Exposure control at the first dark-field chest radiography demonstrator system

Abstract

Purpose:

A first demonstrator system for clinical dark-field chest radiography was recently constructed. Due to its scanning acquisition, conventional exposure regulation systems are not possible. This study presents the adaptation of exposure to each patient individually, using a conventional radiograph as a reference. Additionally, an alternative approach for individual exposure planning based on the patient’s body mass index (BMI) is proposed.

Methods:

Using exposure settings from a conventional radiography system with automatic exposure control (AEC), a patient-specific equivalent attenuator thickness was calculated with polyoxymethylene (POM) as a surrogate material. The tube current at the dark-field system was adapted to reach the target detector dose based on this thickness. This approach was verified with both phantom measurements and patient examinations. The correlation between patient body parameters (weight, BMI, upper bust girth, and under-bust girth) and desired tube current was also evaluated.

Results:

A calibration curve was found to transfer individual exposure settings from a conventional device to the dark-field system.

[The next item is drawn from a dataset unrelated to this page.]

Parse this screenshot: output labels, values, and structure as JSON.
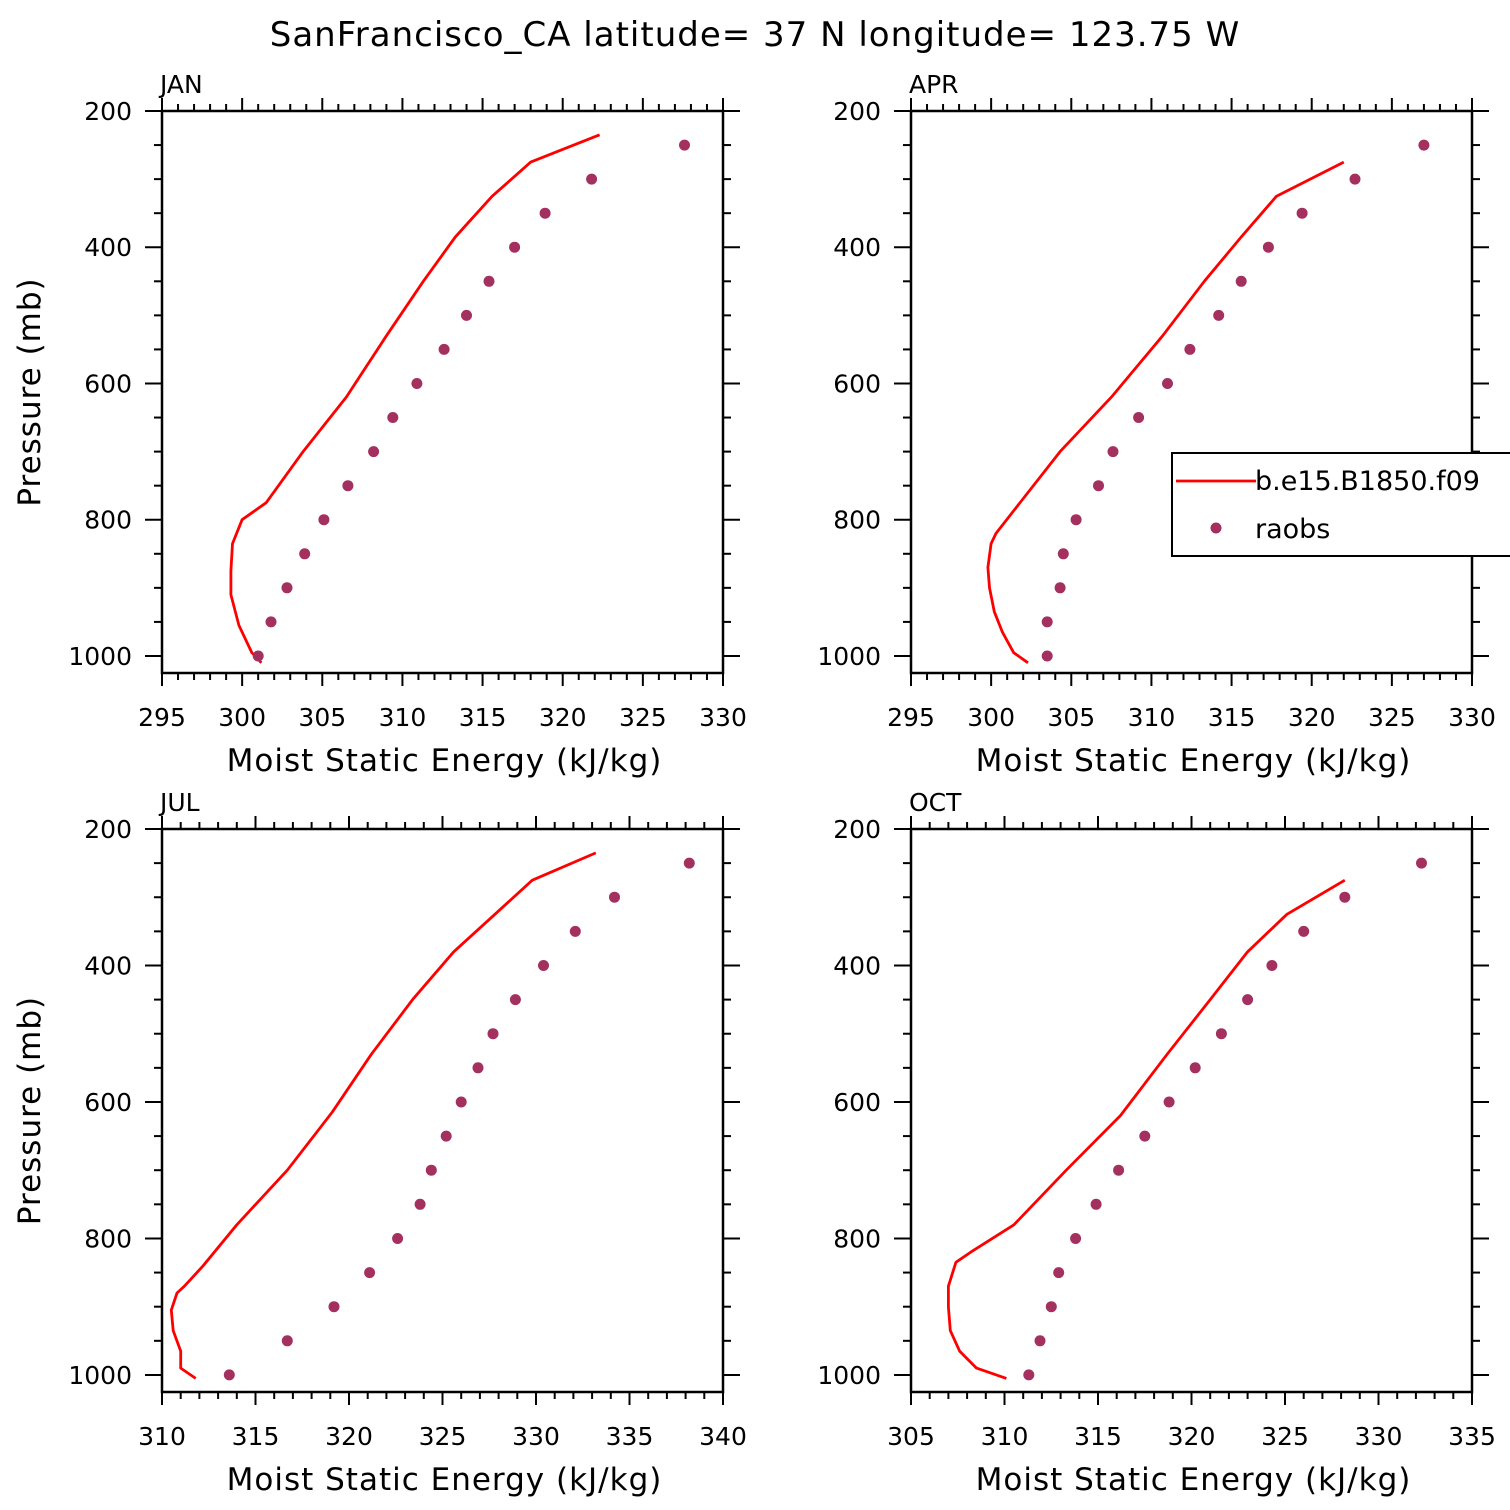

Achieved detector doses for both phantom and patient examinations were within permitted ranges. A strong correlation was found between each body parameter and the desired tube current, with BMI showing the strongest correlation ($r=0.87,p<10^{-29}$).

Conclusions:

An exposure planning approach was successfully implemented at the first clinical dark-field chest radiography system, delivering a detector dose within the required range for different patient sizes. A conventional radiograph with AEC is necessary for this implementation. The strong correlation between BMI and tube current offers an alternative approach for patient-specific exposure control.